恋を知らない聖剣の乙女は勇者の口づけに甘くほどける。
「怪我はしてないんだな?」

 びくともしない腕の中、こくこくと何度も頷き返す。
 そこでロランはようやくアメリを下に降ろした。

「じゃ、そういうわけでっ」

 人ごみに埋もれてしまおうと、アメリはロランから離れようとした。
 そこを引き留めるように、がっちり手首を掴まれる。

「どこに行くんだ」
「ここじゃないどこかに決まってるじゃないですかっ」

 とにかくロランから離れたかった。
 先ほどから、ロランファンに怨嗟の念を送られているように思えてならない。
 振り切ろうとした手を逆にロランに引っ張られ、ぽすりと厚い胸板に飛び込んだ。
 嫉妬交じりの嬌声が広がる中、そのまま手を引いてロランは進み出す。

「あの、勇者、どこへ……」
「人だかりを抜けるところまで連れていく」
「でも……」

 抵抗するように足を突っ張ると、ロランはムッとした様子で振り向いた。

「今日の主役は聖剣の乙女、君なんだ。
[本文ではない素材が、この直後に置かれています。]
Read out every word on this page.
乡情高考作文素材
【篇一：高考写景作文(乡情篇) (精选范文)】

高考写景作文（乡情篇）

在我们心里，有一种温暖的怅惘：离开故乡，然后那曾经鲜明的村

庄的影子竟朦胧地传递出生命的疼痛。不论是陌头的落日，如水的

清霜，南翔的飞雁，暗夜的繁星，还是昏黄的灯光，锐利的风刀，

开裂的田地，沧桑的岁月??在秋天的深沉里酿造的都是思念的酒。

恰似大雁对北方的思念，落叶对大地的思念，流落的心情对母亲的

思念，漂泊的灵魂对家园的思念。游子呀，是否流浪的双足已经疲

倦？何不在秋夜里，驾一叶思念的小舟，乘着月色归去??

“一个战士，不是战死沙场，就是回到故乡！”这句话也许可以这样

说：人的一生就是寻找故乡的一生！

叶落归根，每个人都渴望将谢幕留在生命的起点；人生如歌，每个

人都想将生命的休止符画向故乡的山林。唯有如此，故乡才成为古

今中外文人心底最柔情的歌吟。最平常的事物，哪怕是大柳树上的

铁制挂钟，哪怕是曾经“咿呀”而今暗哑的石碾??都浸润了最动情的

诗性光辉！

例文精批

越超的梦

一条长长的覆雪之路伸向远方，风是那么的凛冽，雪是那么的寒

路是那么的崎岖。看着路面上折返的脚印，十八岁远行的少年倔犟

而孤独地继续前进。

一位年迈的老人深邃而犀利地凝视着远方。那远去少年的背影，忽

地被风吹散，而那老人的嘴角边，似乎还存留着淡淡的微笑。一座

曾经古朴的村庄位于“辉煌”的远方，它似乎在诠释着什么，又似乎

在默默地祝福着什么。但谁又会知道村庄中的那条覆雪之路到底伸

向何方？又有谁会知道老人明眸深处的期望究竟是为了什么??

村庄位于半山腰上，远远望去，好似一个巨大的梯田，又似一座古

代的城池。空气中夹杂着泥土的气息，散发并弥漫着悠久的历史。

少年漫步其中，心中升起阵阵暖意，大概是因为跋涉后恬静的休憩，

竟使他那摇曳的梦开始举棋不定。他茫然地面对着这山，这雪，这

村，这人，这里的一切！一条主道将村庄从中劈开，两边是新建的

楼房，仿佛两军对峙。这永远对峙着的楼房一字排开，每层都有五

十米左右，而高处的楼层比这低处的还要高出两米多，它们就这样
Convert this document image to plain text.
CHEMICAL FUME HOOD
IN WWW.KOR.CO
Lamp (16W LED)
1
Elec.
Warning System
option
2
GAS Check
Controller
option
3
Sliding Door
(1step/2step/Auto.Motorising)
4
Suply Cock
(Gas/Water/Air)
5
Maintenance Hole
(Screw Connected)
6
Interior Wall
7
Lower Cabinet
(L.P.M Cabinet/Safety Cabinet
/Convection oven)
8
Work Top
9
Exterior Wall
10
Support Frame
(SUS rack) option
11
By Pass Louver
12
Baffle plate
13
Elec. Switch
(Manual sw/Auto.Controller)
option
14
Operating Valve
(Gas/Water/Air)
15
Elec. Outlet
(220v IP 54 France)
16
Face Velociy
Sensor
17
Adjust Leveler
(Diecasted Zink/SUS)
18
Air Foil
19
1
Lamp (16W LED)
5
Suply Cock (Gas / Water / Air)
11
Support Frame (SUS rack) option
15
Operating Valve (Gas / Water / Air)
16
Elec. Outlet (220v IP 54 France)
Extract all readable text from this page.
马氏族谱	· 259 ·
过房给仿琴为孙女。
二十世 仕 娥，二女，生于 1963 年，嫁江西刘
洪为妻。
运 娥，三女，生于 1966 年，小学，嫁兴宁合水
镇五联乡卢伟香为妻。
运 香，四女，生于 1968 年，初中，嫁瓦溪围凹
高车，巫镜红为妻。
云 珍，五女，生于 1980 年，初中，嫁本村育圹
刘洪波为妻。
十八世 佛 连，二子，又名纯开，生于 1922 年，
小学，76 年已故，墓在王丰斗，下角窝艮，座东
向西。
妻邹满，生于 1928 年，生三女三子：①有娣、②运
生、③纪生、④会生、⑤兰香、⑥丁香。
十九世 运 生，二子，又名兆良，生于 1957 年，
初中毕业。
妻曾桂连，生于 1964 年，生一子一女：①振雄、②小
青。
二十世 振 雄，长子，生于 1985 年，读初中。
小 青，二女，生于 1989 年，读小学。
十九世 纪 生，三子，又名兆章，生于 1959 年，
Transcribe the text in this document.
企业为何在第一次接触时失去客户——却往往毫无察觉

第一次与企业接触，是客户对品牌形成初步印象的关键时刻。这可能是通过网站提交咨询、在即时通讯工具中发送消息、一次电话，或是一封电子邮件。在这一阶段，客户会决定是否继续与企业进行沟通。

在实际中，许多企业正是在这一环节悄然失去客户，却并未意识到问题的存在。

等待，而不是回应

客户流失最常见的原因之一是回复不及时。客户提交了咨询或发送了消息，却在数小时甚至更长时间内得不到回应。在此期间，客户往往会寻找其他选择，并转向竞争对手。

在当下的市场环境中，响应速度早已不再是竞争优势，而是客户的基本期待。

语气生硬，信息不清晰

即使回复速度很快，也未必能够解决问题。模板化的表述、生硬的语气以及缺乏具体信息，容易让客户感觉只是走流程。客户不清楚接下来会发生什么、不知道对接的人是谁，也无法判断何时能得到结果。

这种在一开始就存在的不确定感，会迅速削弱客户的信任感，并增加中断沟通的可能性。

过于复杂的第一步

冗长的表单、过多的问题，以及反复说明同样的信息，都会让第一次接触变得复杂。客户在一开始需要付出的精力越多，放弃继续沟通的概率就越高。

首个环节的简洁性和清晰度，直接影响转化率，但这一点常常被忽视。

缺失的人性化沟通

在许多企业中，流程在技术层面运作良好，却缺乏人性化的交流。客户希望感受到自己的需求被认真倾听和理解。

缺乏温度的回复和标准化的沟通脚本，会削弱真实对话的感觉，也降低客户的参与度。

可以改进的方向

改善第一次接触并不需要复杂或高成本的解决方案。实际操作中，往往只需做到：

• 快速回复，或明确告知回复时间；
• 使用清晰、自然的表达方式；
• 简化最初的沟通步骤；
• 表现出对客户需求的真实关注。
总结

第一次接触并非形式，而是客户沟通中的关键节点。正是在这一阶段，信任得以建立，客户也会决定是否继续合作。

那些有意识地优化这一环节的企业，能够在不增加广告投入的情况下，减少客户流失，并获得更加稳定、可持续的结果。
また迷子になるつもりか? これ以上困らせないでくれ」
「ごめ……なさい……」

 アメリの小さな謝罪の声は、聴衆のざわめきに掻き消される。
 不機嫌に歩き出したロランと手をつないだまま、アメリは俯き加減でついて行った。
 歩幅の広いロランに追いつけなくて、途中で小さくつんのめる。

「ごめんなさいっ」
「いや、俺が歩くのが早すぎた。すまない」

 ぶっきら棒に言うと、ロランはアメリの横に並んだ。
 ぎゅっと握られた手が熱い。

 冷たい態度とは裏腹に、そこからロランはアメリに合わせてゆっくりと歩いてくれた。